Rönesansı, reformu pas geçen, sömürgeciliğe katılmayan,  sanayileşmemiş, sanayileşmiş gibi görünse de markalaşmamış ülkelerin, milli burjuva ve yerli dev şirketler yaratma hayali vardır. Bu ülkelere Osmanlı'da dahildi. Doğan Avcıoğlu, Türkiye'nin düzeni kitabının bir kısmını buna ayırmıştır. (https://onbinkitap.blogspot.com/2022/06/dogan-avcioglu-tarihciligi.html) Hatta padişah Abdülhamit, şehzadeleğinde ticaretle uğraşmış ve bizzat öz torununun anılarına göre padişahken bile borsa oyunları oynamıştır. İttihat ve Terakki ise bu yolda savaş zenginleri yaratmış, savaş sırasındaki vurgundan zengin olan ve Macar metreslerine binlik banknotlardan yatak hazırlayan bu zenginler, İttihatçıları da yüz üstü bırakmıştır.

Cumhuriyet döneminde de bu alışkanlık devam eder. Bu sefer balık kralı, kömür kralı gibi ticaret tekelleri oluşur. Bazı tüccarlar sermaye biriktirsin diye, belli iş kollarının onlara bırakılmasıdır bu teşvik.

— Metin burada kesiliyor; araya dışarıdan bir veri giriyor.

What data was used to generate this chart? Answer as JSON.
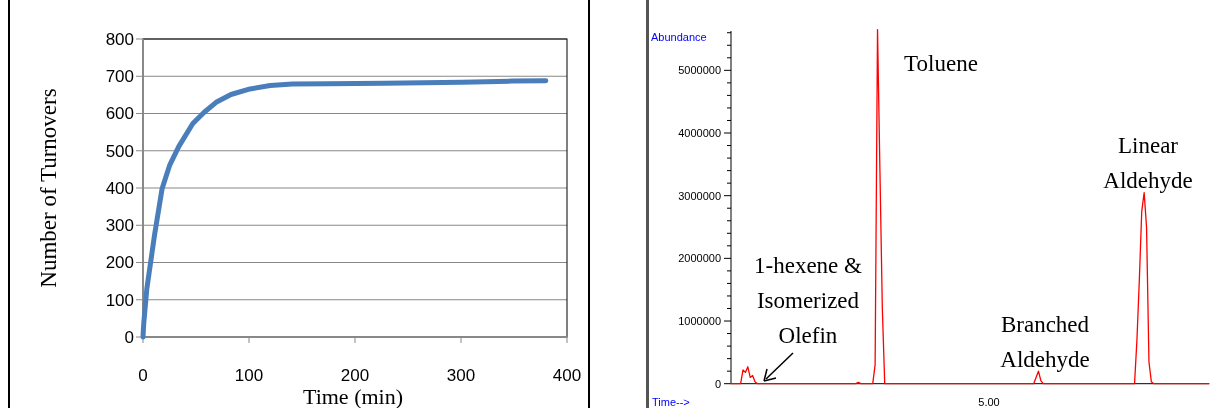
{
  "chart_data": [
    {
      "type": "line",
      "xlabel": "Time (min)",
      "ylabel": "Number of Turnovers",
      "xlim": [
        0,
        400
      ],
      "ylim": [
        0,
        800
      ],
      "xticks": [
        0,
        100,
        200,
        300,
        400
      ],
      "yticks": [
        0,
        100,
        200,
        300,
        400,
        500,
        600,
        700,
        800
      ],
      "grid": "y",
      "series": [
        {
          "color": "#4a7ebb",
          "x": [
            0,
            0.7,
            3.6,
            10.9,
            18,
            25,
            33.7,
            47,
            58,
            69,
            83,
            101,
            120,
            141,
            174,
            228,
            301,
            348,
            380
          ],
          "values": [
            0,
            36,
            129,
            274,
            398,
            460,
            511,
            573,
            604,
            630,
            651,
            666,
            675,
            679,
            680,
            681,
            684,
            687,
            688
          ]
        }
      ]
    },
    {
      "type": "line",
      "xlabel": "Time-->",
      "ylabel": "Abundance",
      "ylim": [
        0,
        5650000
      ],
      "categories": [
        null,
        null,
        null,
        null,
        null,
        null,
        null,
        null,
        null,
        null,
        null,
        null,
        null,
        null,
        null,
        null,
        null,
        null,
        null,
        null,
        null,
        null,
        null,
        null,
        null,
        null,
        null,
        null,
        null,
        null,
        null,
        null,
        null,
        null,
        null,
        null,
        null,
        null,
        null,
        null,
        null,
        null,
        null,
        null,
        null,
        null,
        null,
        null,
        null,
        null,
        null,
        null,
        null,
        null,
        null,
        null,
        null,
        null,
        null,
        null,
        null,
        null,
        null,
        null,
        null,
        null,
        null,
        null,
        null,
        null,
        null,
        null,
        null,
        null,
        null,
        null,
        null,
        null,
        null,
        null,
        null,
        null,
        null,
        null,
        null,
        null,
        null,
        null,
        null,
        null,
        null,
        null,
        null,
        null,
        null,
        null,
        null,
        null,
        null,
        null,
        null,
        null,
        null,
        null,
        null,
        null,
        null,
        null,
        null,
        null,
        null,
        null,
        null,
        null,
        null,
        null,
        null,
        null,
        null,
        null,
        null,
        null,
        null,
        null,
        null,
        null,
        null,
        null,
        null,
        null,
        null,
        null,
        null,
        null,
        null,
        null,
        null,
        null,
        null,
        null,
        null,
        null,
        null,
        null,
        null,
        null,
        null,
        null,
        null,
        null,
        null,
        null,
        null,
        null,
        null,
        null,
        null,
        null,
        null,
        null,
        null,
        null,
        null,
        null,
        null,
        null,
        null,
        null,
        null,
        null,
        null,
        null,
        null,
        null,
        null,
        null,
        null,
        null,
        null,
        null,
        null,
        null,
        null,
        null,
        null,
        null,
        null,
        null,
        null,
        null,
        null,
        null,
        null,
        null,
        null,
        null,
        null,
        null,
        null,
        null
      ],
      "yticks": [
        0,
        {
          "value": 200000,
          "label": null
        },
        {
          "value": 400000,
          "label": null
        },
        {
          "value": 600000,
          "label": null
        },
        {
          "value": 800000,
          "label": null
        },
        1000000,
        {
          "value": 1200000,
          "label": null
        },
        {
          "value": 1400000,
          "label": null
        },
        {
          "value": 1600000,
          "label": null
        },
        {
          "value": 1800000,
          "label": null
        },
        2000000,
        {
          "value": 2200000,
          "label": null
        },
        {
          "value": 2400000,
          "label": null
        },
        {
          "value": 2600000,
          "label": null
        },
        {
          "value": 2800000,
          "label": null
        },
        3000000,
        {
          "value": 3200000,
          "label": null
        },
        {
          "value": 3400000,
          "label": null
        },
        {
          "value": 3600000,
          "label": null
        },
        {
          "value": 3800000,
          "label": null
        },
        4000000,
        {
          "value": 4200000,
          "label": null
        },
        {
          "value": 4400000,
          "label": null
        },
        {
          "value": 4600000,
          "label": null
        },
        {
          "value": 4800000,
          "label": null
        },
        5000000,
        {
          "value": 5200000,
          "label": null
        },
        {
          "value": 5400000,
          "label": null
        },
        {
          "value": 5600000,
          "label": null
        }
      ],
      "series": [
        {
          "color": "#ff0000",
          "values": [
            0,
            0,
            0,
            0,
            0,
            220000,
            180000,
            270000,
            100000,
            130000,
            30000,
            0,
            0,
            0,
            0,
            0,
            0,
            0,
            0,
            0,
            0,
            0,
            0,
            0,
            0,
            0,
            0,
            0,
            0,
            0,
            0,
            0,
            0,
            0,
            0,
            0,
            0,
            0,
            0,
            0,
            0,
            0,
            0,
            0,
            0,
            0,
            0,
            0,
            0,
            0,
            0,
            0,
            0,
            20000,
            0,
            0,
            0,
            0,
            0,
            0,
            300000,
            5650000,
            3400000,
            1200000,
            0,
            0,
            0,
            0,
            0,
            0,
            0,
            0,
            0,
            0,
            0,
            0,
            0,
            0,
            0,
            0,
            0,
            0,
            0,
            0,
            0,
            0,
            0,
            0,
            0,
            0,
            0,
            0,
            0,
            0,
            0,
            0,
            0,
            0,
            0,
            0,
            0,
            0,
            0,
            0,
            0,
            0,
            0,
            0,
            0,
            0,
            0,
            0,
            0,
            0,
            0,
            0,
            0,
            0,
            0,
            0,
            0,
            0,
            0,
            0,
            0,
            0,
            0,
            100000,
            200000,
            50000,
            0,
            0,
            0,
            0,
            0,
            0,
            0,
            0,
            0,
            0,
            0,
            0,
            0,
            0,
            0,
            0,
            0,
            0,
            0,
            0,
            0,
            0,
            0,
            0,
            0,
            0,
            0,
            0,
            0,
            0,
            0,
            0,
            0,
            0,
            0,
            0,
            0,
            0,
            0,
            700000,
            1660000,
            2750000,
            3050000,
            2500000,
            350000,
            30000,
            0,
            0,
            0,
            0,
            0,
            0,
            0,
            0,
            0,
            0,
            0,
            0,
            0,
            0,
            0,
            0,
            0,
            0,
            0,
            0,
            0,
            0,
            0,
            0
          ]
        }
      ],
      "annotations": [
        "Toluene",
        "Linear\nAldehyde",
        "Branched\nAldehyde",
        "1-hexene &\nIsomerized\nOlefin",
        "5.00"
      ]
    }
  ]
}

Yer yer müteahitlerin fazla kazanması sağlanarak da bu yapılmıştır. (Vehbi Koç, Hayat Hikayem adlı otobiyografisinde bunu ballandıra ballandıra anlatır.)

Bu teşviki kredi olarak verilmesi, daha önce bankalar aracılığıyla olurken, Devlet Planlama Teşkilatının kurulmasıyla beraber (İller Bankası ve diğer bir kaç kurumla beraber, Kalkınma Bakanlığı kurumuna devredilmiştir.), banka dışı yollardan, doğrudan kamu eliyle olmaya başladı. Emin Çölaşan, kitaplarında (Turgut Nereden Koşuyor, Önce İnsanım Sonra Gazeteci başta olmak üzere, bugünlerde yeni baskısı olmayan kitapları. Nadirkitap, Kitantik gibi sitelerde bulunabilir) yazdığına göre, Turgut Özal, Devlet Planlama Teşkilatını tamamen burjuvalara teşvik kredisi verme kurumuna dönüyor.

https://onbinkitap.blogspot.com/2022/07/turgut-nereye-kostu.html

Emin Çölaşan'ın, Turgut Özal ile, bu günlerin gençlerinin deyimiyle toksik bir ilişki oldu, Özal ölene kadar.  İkisinin  tanışması, Çölaşan'ın üniversite yıllarına dayanır. Çölaşan ODTÜ'de okurken, Genelkurmay başkanlığında askerliğini yapan Turgut Özal'da matematik derslerine girmektedir. (Gene askerliğini yapan Süleyman Demirel ile sonradan hem fizik profesörü, hem de politikacı olacak Erdal İnönü'de üniversite de derslere girmektedir.)Özal, Çölaşan ve arkadaşlarını sınavda kopta çekerken yakalar ama ispatlayamaz. (Bunu, Çölaşan anlatmaktadır.) Bu ilk karşılaşmalarıdır. Daha sonra Çölaşan, Devlet Planlama Teşkilatında çalışırken, Özal, teşkilatın müsteşarı olarak amiri konumundadır. Özal, teşkilatı burjuvalar için ucuz kredi merkezine dönüştürür. Çölaşan'da memurluğu ile ele geçirdiği bilgilerle gazetecilik yapar. Sözde takma isim kullanır ama herkes bilir. Bazı yazılarını da açıkça yazar. Hatta Milliyet gazetesinin düzenlediği Ali Nail Karacan Yazı Yarışmasını iki kere üst üste kazanır. Özal'la sürtüşmesi sonucunda kurumdan kovulur ama babası olan, Meteoroloji Genel Müdürlüğünün ilk genel müdürü Ümran Çölaşan'ın çabaları ile kovulduğu kurumdan tavsiye mektubu alır. Sonra sırası ile Maliye bakanlığı, Ticaret Bakanlığı ve Petkim'de, hem memurluk, hem gazetecilik yapıp, kovulur. En sonunda 1977'de, otuz beş yaşında memuriyeti tamamen bırakıp, Milliyet gazetesinde gazeteciliğe başlar.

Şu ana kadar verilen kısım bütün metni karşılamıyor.